With some care, it is possible to write third-party Ocaml libraries that are 
safe even if asynchronous exceptions occur. One way would be to write in purely 
functional style, another would be to fork and execute a separate process, yet 
another would be to carefully arrange the code to avoid signals (as Fabrice 
suggested for queue.ml). However, I don't believe it would be possible to 
implement, for example, memoization or hashconsing, in a purely functional 
manner or by forking; forking would be impractical to implement libraries such 
as imperative graph data structures; and it may not always be possible to 
rearrange the code in a safe manner.

Instead, I propose to provide signal masking functions (sigprocmask), e.g., 
mask_signals and unmask_signals, to bracket regions of code where signals 
should not be processed. It would be great if these were part of the standard 
library, since they require some knowledge of how the Ocaml runtime handles 
signal processing, in particular, to flush signals that have been recorded by 
the runtime, but not yet dispatched, before entering the signal-masked code 
region.

(Unix.sigprocmask may work, though it has a higher overhead since the signal 
mask is encoded as a list.)

Another reason to have this in the standard library would be to support 
reentrancy, i.e., of a signal-masked code region calling another function that 
itself enters signal-masking, and not accidentally unmask signals prematurely 
(see http://hackage.haskell.org/trac/ghc/ticket/1036 for example). Having 
libraries implement signal-masking in an ad-hoc manner is likely to lead to 
such mistakes.



2) Writing applications that are safe that use libraries that are unsafe under 
asynchronous exceptions

Even if libraries are unsafe, applications can be written safely by carefully 
wrapping those library functions with signal-masking functions as above.

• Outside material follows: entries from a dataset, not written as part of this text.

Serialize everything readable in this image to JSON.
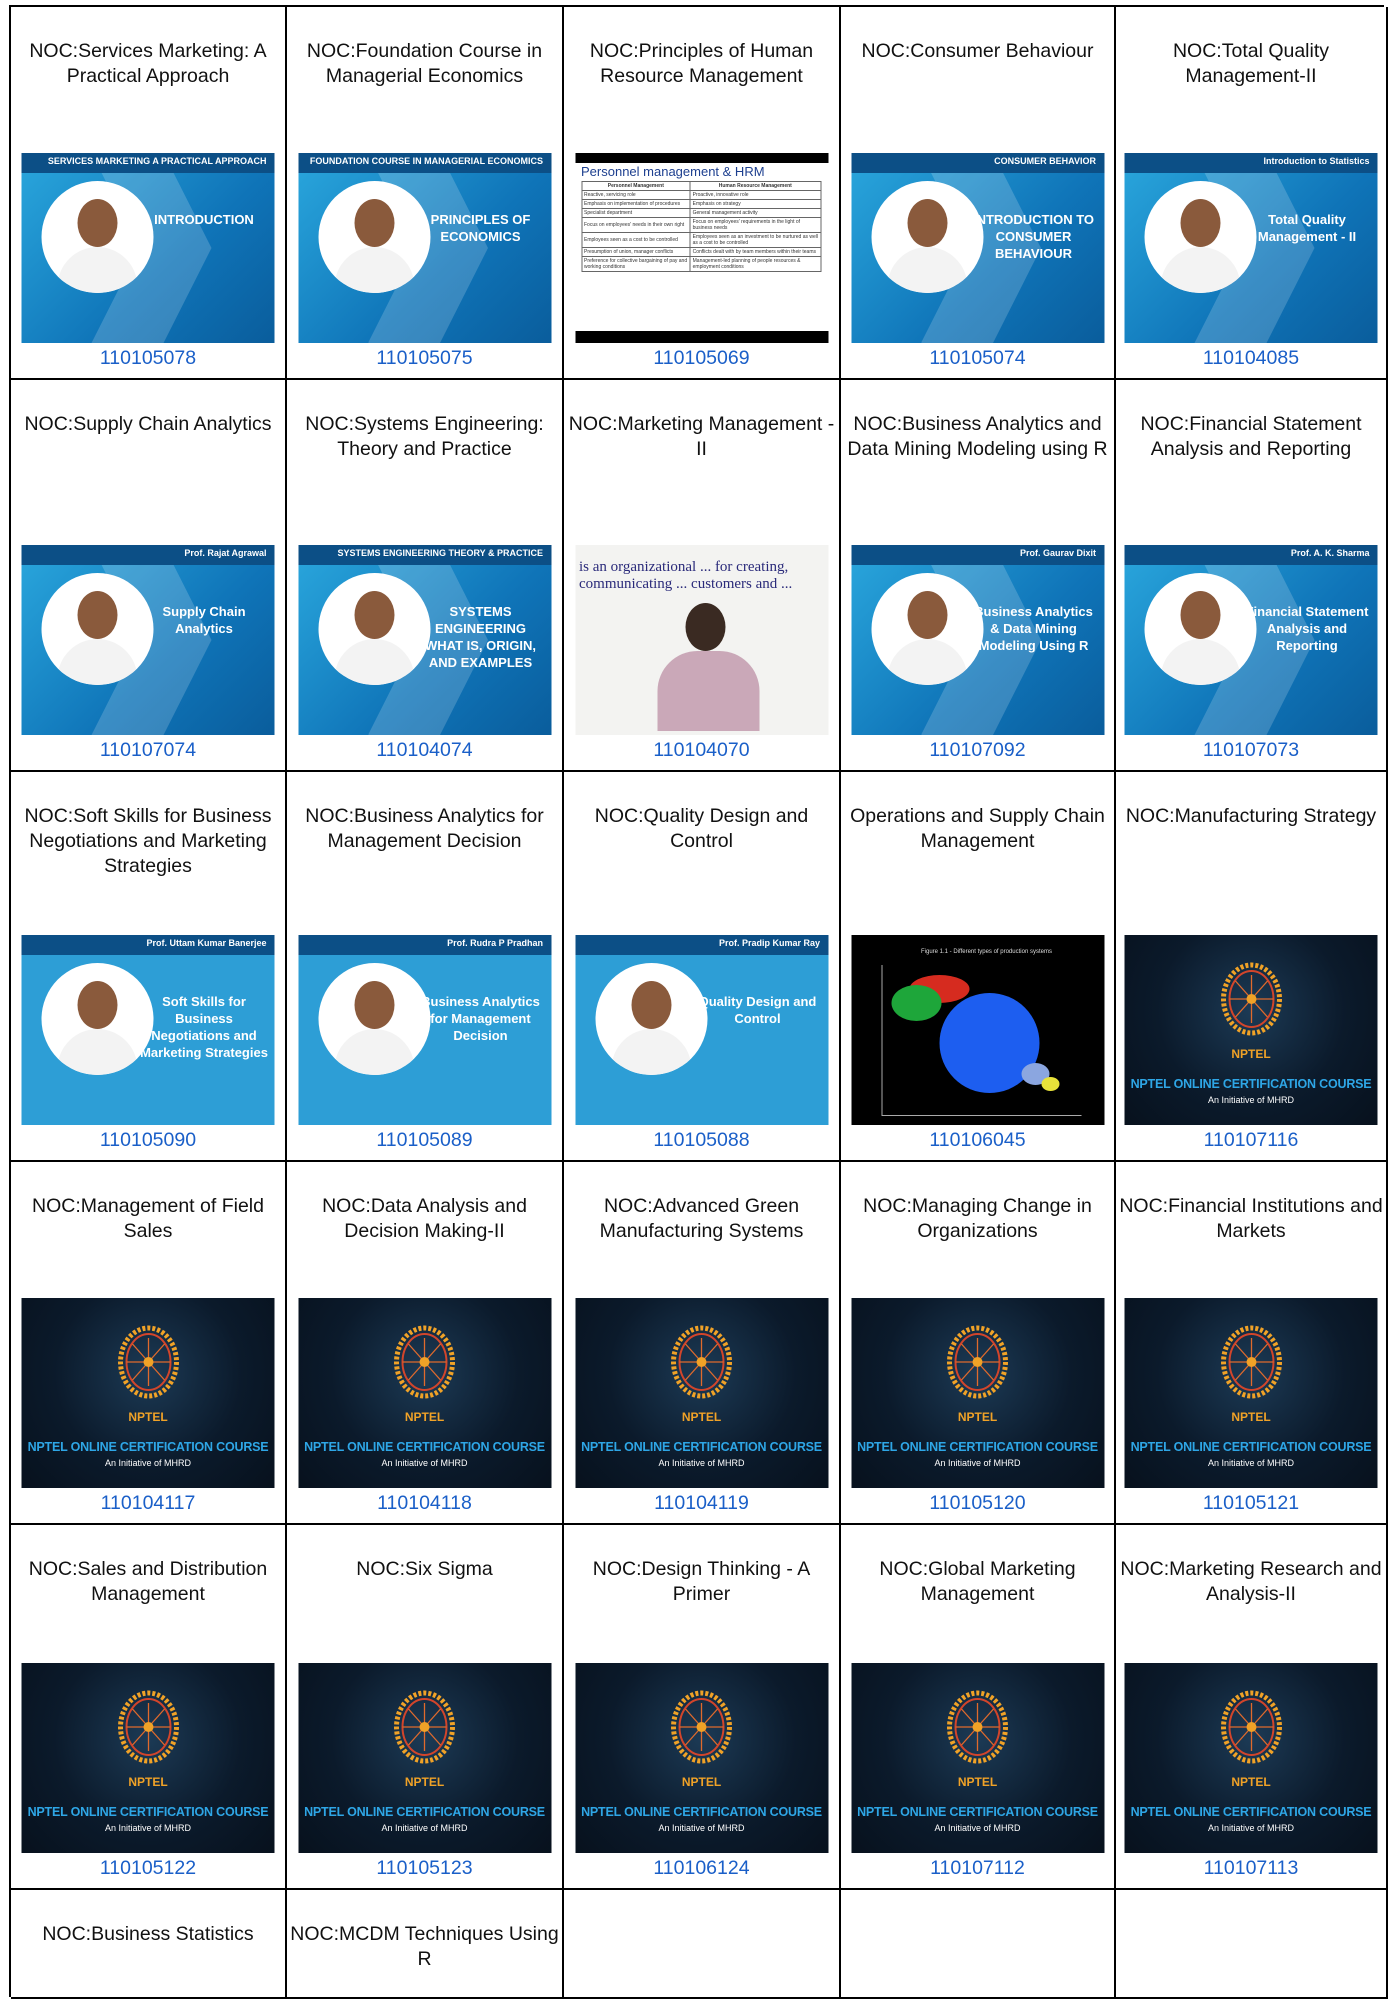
{
  "cells": [
    {
      "title": "NOC:Services Marketing: A Practical Approach",
      "code": "110105078",
      "thumb": "blue",
      "thumb_title": "INTRODUCTION",
      "thumb_header": "SERVICES MARKETING A PRACTICAL APPROACH"
    },
    {
      "title": "NOC:Foundation Course in Managerial Economics",
      "code": "110105075",
      "thumb": "blue",
      "thumb_title": "PRINCIPLES OF ECONOMICS",
      "thumb_header": "FOUNDATION COURSE IN MANAGERIAL ECONOMICS"
    },
    {
      "title": "NOC:Principles of Human Resource Management",
      "code": "110105069",
      "thumb": "hrm",
      "thumb_title": "Personnel management & HRM"
    },
    {
      "title": "NOC:Consumer Behaviour",
      "code": "110105074",
      "thumb": "blue",
      "thumb_title": "INTRODUCTION TO CONSUMER BEHAVIOUR",
      "thumb_header": "CONSUMER BEHAVIOR"
    },
    {
      "title": "NOC:Total Quality Management-II",
      "code": "110104085",
      "thumb": "blue",
      "thumb_title": "Total Quality Management - II",
      "thumb_header": "Introduction to Statistics"
    },
    {
      "title": "NOC:Supply Chain Analytics",
      "code": "110107074",
      "thumb": "blue",
      "thumb_title": "Supply Chain Analytics",
      "thumb_header": "Prof. Rajat Agrawal"
    },
    {
      "title": "NOC:Systems Engineering: Theory and Practice",
      "code": "110104074",
      "thumb": "blue",
      "thumb_title": "SYSTEMS ENGINEERING WHAT IS, ORIGIN, AND EXAMPLES",
      "thumb_header": "SYSTEMS ENGINEERING THEORY & PRACTICE"
    },
    {
      "title": "NOC:Marketing Management - II",
      "code": "110104070",
      "thumb": "lecture",
      "thumb_title": "is an organizational ... for creating, communicating ... customers and ..."
    },
    {
      "title": "NOC:Business Analytics and Data Mining Modeling using R",
      "code": "110107092",
      "thumb": "blue",
      "thumb_title": "Business Analytics & Data Mining Modeling Using R",
      "thumb_header": "Prof. Gaurav Dixit"
    },
    {
      "title": "NOC:Financial Statement Analysis and Reporting",
      "code": "110107073",
      "thumb": "blue",
      "thumb_title": "Financial Statement Analysis and Reporting",
      "thumb_header": "Prof. A. K. Sharma"
    },
    {
      "title": "NOC:Soft Skills for Business Negotiations and Marketing Strategies",
      "code": "110105090",
      "thumb": "light",
      "thumb_title": "Soft Skills for Business Negotiations and Marketing Strategies",
      "thumb_header": "Prof. Uttam Kumar Banerjee"
    },
    {
      "title": "NOC:Business Analytics for Management Decision",
      "code": "110105089",
      "thumb": "light",
      "thumb_title": "Business Analytics for Management Decision",
      "thumb_header": "Prof. Rudra P Pradhan"
    },
    {
      "title": "NOC:Quality Design and Control",
      "code": "110105088",
      "thumb": "light",
      "thumb_title": "Quality Design and Control",
      "thumb_header": "Prof. Pradip Kumar Ray"
    },
    {
      "title": "Operations and Supply Chain Management",
      "code": "110106045",
      "thumb": "chart",
      "thumb_title": "Figure 1.1 - Different types of production systems"
    },
    {
      "title": "NOC:Manufacturing Strategy",
      "code": "110107116",
      "thumb": "nptel"
    },
    {
      "title": "NOC:Management of Field Sales",
      "code": "110104117",
      "thumb": "nptel"
    },
    {
      "title": "NOC:Data Analysis and Decision Making-II",
      "code": "110104118",
      "thumb": "nptel"
    },
    {
      "title": "NOC:Advanced Green Manufacturing Systems",
      "code": "110104119",
      "thumb": "nptel"
    },
    {
      "title": "NOC:Managing Change in Organizations",
      "code": "110105120",
      "thumb": "nptel"
    },
    {
      "title": "NOC:Financial Institutions and Markets",
      "code": "110105121",
      "thumb": "nptel"
    },
    {
      "title": "NOC:Sales and Distribution Management",
      "code": "110105122",
      "thumb": "nptel"
    },
    {
      "title": "NOC:Six Sigma",
      "code": "110105123",
      "thumb": "nptel"
    },
    {
      "title": "NOC:Design Thinking - A Primer",
      "code": "110106124",
      "thumb": "nptel"
    },
    {
      "title": "NOC:Global Marketing Management",
      "code": "110107112",
      "thumb": "nptel"
    },
    {
      "title": "NOC:Marketing Research and Analysis-II",
      "code": "110107113",
      "thumb": "nptel"
    },
    {
      "title": "NOC:Business Statistics",
      "code": "",
      "thumb": "none"
    },
    {
      "title": "NOC:MCDM Techniques Using R",
      "code": "",
      "thumb": "none"
    },
    {
      "title": "",
      "code": "",
      "thumb": "none"
    },
    {
      "title": "",
      "code": "",
      "thumb": "none"
    },
    {
      "title": "",
      "code": "",
      "thumb": "none"
    }
  ],
  "nptel": {
    "label": "NPTEL",
    "course": "NPTEL ONLINE CERTIFICATION COURSE",
    "initiative": "An Initiative of MHRD"
  },
  "hrm_table": {
    "headers": [
      "Personnel Management",
      "Human Resource Management"
    ],
    "rows": [
      [
        "Reactive, servicing role",
        "Proactive, innovative role"
      ],
      [
        "Emphasis on implementation of procedures",
        "Emphasis on strategy"
      ],
      [
        "Specialist department",
        "General management activity"
      ],
      [
        "Focus on employees' needs in their own right",
        "Focus on employees' requirements in the light of business needs"
      ],
      [
        "Employees seen as a cost to be controlled",
        "Employees seen as an investment to be nurtured as well as a cost to be controlled"
      ],
      [
        "Presumption of union, manager conflicts",
        "Conflicts dealt with by team members within their teams"
      ],
      [
        "Preference for collective bargaining of pay and working conditions",
        "Management-led planning of people resources & employment conditions"
      ]
    ]
  },
  "colors": {
    "link": "#1a5fc8",
    "nptel_orange": "#f0a227",
    "nptel_blue": "#2ea6e6"
  }
}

3) The OCaml standard library

I don't think that the OCaml standard library needs to be changed, if 
applications can wrap these libraries as above. It would be useful to document 
which libraries are safe to use under asynchronous exceptions, if only for a 
small performance consideration. Alternatively, if signal masking isn't 
available, then it would be useful to document the hazards of asynchronous 
exceptions under Sys.signal and similar functions.

I may have missed it, but does the OCaml manual explain exactly where signals 
are processed (other than reading the source code)? If so, it would also be 
useful to link to it from Sys.signal and friends.